Glioblastoma is an aggressive cancer of the brain and spine. While analysis of glioblastoma 'omics data has somewhat improved our understanding of the disease, it has not led to direct improvement in ...patient survival. Cancer survival is often characterized by differences in gene expression, but the mechanisms that drive these differences are generally unknown. We therefore set out to model the regulatory mechanisms associated with glioblastoma survival. We inferred individual patient gene regulatory networks using data from two different expression platforms from The Cancer Genome Atlas. We performed comparative network analysis between patients with long- and short-term survival. Seven pathways were identified as associated with survival, all of them involved in immune signaling; differential regulation of PD1 signaling was validated to correspond with outcome in an independent dataset from the German Glioma Network. In this pathway, transcriptional repression of genes for which treatment options are available was lost in short-term survivors; this was independent of mutational burden and only weakly associated with T-cell infiltration.

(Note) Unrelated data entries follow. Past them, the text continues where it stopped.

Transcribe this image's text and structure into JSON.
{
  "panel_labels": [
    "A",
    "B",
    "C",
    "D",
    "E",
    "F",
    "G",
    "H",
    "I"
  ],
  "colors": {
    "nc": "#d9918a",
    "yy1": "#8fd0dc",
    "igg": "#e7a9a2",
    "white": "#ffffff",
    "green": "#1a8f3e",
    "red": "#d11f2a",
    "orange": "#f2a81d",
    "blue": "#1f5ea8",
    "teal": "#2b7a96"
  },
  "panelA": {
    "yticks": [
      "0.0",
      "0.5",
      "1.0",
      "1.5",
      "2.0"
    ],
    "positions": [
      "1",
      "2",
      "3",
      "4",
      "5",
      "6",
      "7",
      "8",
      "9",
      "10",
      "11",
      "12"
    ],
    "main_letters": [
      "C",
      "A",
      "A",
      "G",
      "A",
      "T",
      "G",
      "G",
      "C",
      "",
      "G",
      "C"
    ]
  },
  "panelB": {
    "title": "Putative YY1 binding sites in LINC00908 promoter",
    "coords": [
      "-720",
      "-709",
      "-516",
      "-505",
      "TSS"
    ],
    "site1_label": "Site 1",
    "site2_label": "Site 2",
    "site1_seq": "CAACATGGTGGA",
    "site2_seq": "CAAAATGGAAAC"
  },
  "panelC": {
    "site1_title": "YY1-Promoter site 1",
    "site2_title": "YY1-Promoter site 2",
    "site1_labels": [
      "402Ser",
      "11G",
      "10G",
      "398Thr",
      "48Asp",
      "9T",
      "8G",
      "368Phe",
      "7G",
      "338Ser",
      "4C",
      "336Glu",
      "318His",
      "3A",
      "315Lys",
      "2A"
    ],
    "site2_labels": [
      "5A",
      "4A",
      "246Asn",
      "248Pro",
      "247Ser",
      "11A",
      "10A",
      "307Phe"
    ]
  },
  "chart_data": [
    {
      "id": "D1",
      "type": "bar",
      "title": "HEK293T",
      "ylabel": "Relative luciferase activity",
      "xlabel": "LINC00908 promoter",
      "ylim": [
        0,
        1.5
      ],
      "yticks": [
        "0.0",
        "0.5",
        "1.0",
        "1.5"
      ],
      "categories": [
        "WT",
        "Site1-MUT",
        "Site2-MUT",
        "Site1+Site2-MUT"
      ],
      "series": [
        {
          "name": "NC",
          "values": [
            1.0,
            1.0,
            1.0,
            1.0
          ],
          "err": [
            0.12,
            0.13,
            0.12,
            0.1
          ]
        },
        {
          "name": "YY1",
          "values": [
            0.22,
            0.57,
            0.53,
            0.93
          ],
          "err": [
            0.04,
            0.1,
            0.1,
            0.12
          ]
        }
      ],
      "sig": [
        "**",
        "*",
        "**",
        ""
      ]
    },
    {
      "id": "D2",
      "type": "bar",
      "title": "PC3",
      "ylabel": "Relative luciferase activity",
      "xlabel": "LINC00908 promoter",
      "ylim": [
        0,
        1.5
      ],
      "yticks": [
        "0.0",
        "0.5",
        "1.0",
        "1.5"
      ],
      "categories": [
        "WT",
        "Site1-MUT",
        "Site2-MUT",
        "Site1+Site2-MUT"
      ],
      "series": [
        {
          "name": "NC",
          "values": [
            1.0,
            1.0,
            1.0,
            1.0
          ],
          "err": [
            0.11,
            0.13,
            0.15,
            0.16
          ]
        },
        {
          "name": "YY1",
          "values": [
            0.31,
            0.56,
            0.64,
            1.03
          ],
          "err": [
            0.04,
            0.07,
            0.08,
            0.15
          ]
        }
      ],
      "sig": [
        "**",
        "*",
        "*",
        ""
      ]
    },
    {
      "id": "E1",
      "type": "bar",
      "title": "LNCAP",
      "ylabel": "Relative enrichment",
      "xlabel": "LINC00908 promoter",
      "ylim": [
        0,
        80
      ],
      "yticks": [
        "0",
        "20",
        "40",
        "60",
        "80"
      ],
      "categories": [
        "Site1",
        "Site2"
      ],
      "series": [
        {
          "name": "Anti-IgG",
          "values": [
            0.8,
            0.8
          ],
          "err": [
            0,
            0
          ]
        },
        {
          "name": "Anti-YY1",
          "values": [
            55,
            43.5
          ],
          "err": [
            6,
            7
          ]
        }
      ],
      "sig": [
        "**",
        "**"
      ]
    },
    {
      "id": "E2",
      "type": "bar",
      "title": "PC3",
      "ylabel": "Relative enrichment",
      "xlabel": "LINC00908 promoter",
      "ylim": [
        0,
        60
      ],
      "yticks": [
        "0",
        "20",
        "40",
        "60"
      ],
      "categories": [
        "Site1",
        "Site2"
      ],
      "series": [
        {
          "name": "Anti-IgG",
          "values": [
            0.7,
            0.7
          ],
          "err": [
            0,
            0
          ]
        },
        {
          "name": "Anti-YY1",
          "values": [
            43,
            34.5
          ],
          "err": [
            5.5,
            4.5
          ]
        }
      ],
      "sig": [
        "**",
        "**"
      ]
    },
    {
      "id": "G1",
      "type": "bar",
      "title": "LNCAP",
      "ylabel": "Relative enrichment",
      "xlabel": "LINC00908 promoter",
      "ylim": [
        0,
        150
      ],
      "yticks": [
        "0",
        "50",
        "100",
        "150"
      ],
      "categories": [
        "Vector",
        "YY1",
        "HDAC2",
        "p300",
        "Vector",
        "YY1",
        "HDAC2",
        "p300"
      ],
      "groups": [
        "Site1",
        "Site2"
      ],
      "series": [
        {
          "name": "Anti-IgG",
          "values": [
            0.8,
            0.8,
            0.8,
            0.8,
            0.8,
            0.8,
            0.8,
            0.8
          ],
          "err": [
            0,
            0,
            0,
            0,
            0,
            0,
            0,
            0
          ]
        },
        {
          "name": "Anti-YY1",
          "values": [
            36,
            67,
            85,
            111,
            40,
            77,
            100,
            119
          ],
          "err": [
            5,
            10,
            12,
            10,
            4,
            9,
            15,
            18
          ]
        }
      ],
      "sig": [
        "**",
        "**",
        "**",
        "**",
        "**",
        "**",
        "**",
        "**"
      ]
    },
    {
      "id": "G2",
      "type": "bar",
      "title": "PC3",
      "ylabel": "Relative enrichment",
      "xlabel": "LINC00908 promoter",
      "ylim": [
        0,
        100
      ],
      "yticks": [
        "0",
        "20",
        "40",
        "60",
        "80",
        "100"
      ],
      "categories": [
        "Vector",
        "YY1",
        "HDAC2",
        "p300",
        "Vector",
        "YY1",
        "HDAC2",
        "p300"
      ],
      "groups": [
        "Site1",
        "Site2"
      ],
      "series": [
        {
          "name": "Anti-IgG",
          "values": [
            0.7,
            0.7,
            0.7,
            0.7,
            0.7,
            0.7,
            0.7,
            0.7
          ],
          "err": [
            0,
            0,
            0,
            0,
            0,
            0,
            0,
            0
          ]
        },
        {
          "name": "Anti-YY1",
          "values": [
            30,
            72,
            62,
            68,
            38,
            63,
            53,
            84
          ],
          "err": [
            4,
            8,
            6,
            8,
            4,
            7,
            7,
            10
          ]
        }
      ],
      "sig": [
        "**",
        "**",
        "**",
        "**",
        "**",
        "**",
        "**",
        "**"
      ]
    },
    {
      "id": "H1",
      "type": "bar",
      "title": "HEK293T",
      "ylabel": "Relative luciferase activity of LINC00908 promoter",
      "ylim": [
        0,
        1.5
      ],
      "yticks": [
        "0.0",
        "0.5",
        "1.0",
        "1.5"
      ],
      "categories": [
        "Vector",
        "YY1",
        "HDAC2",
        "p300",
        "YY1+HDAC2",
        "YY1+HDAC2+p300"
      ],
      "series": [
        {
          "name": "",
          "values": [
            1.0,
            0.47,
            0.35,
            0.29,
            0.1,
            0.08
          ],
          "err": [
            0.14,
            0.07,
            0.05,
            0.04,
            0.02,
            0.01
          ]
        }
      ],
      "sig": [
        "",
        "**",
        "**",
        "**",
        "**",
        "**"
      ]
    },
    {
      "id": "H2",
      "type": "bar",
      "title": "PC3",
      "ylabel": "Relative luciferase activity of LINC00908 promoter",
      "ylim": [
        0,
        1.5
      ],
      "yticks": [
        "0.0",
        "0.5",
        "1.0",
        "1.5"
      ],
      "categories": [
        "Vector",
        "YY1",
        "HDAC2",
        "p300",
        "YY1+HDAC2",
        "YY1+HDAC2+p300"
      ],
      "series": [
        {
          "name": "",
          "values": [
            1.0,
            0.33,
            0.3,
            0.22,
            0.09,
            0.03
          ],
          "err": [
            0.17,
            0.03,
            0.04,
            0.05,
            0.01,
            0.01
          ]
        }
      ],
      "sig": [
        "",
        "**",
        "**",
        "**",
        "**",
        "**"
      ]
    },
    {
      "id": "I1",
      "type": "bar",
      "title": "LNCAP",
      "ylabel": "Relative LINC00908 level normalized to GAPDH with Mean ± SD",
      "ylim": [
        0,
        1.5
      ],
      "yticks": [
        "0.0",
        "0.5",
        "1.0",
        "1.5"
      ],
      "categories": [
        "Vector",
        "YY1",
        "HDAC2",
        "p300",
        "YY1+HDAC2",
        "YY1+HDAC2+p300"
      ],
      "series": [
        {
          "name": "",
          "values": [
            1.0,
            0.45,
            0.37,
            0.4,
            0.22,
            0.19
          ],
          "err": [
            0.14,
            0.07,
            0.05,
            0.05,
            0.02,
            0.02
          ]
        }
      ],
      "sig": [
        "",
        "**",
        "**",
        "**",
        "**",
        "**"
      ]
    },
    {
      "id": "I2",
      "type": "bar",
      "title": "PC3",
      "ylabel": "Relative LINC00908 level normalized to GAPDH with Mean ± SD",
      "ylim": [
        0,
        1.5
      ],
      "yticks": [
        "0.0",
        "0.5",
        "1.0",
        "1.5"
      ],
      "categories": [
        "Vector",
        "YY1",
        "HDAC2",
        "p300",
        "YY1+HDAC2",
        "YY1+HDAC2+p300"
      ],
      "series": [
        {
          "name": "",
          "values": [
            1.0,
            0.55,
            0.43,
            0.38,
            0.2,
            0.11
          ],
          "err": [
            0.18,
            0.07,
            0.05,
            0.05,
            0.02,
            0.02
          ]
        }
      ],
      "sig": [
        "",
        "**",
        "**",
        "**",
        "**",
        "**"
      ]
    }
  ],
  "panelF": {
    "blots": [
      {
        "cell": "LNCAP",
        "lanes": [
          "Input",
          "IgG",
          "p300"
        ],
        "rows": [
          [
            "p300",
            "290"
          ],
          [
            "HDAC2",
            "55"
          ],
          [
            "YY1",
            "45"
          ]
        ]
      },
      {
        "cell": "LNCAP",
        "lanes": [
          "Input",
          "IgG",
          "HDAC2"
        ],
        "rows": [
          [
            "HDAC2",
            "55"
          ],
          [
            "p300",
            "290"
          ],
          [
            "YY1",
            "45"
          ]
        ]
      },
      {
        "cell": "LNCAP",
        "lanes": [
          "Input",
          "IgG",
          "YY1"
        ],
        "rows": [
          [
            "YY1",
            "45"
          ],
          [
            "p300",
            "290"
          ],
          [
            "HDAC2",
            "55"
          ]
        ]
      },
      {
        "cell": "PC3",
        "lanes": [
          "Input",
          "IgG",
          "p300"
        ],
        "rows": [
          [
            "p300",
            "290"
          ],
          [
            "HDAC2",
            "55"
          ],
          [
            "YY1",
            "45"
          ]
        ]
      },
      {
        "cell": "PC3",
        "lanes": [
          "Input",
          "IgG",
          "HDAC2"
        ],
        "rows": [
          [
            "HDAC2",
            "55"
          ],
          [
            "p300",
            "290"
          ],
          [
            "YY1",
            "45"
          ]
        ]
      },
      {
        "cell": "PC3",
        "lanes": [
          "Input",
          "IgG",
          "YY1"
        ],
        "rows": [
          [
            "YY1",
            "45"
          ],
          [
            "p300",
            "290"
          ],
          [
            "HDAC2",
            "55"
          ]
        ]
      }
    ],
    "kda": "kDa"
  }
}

Collectively, these results provide a new way to stratify patients with glioblastoma that uses network features as biomarkers to predict survival. They also identify new potential therapeutic interventions, underscoring the value of analyzing gene regulatory networks in individual patients with cancer. SIGNIFICANCE: Genome-wide network modeling of individual glioblastomas identifies dysregulation of PD1 signaling in patients with poor prognosis, indicating this approach can be used to understand how gene regulation influences cancer progression.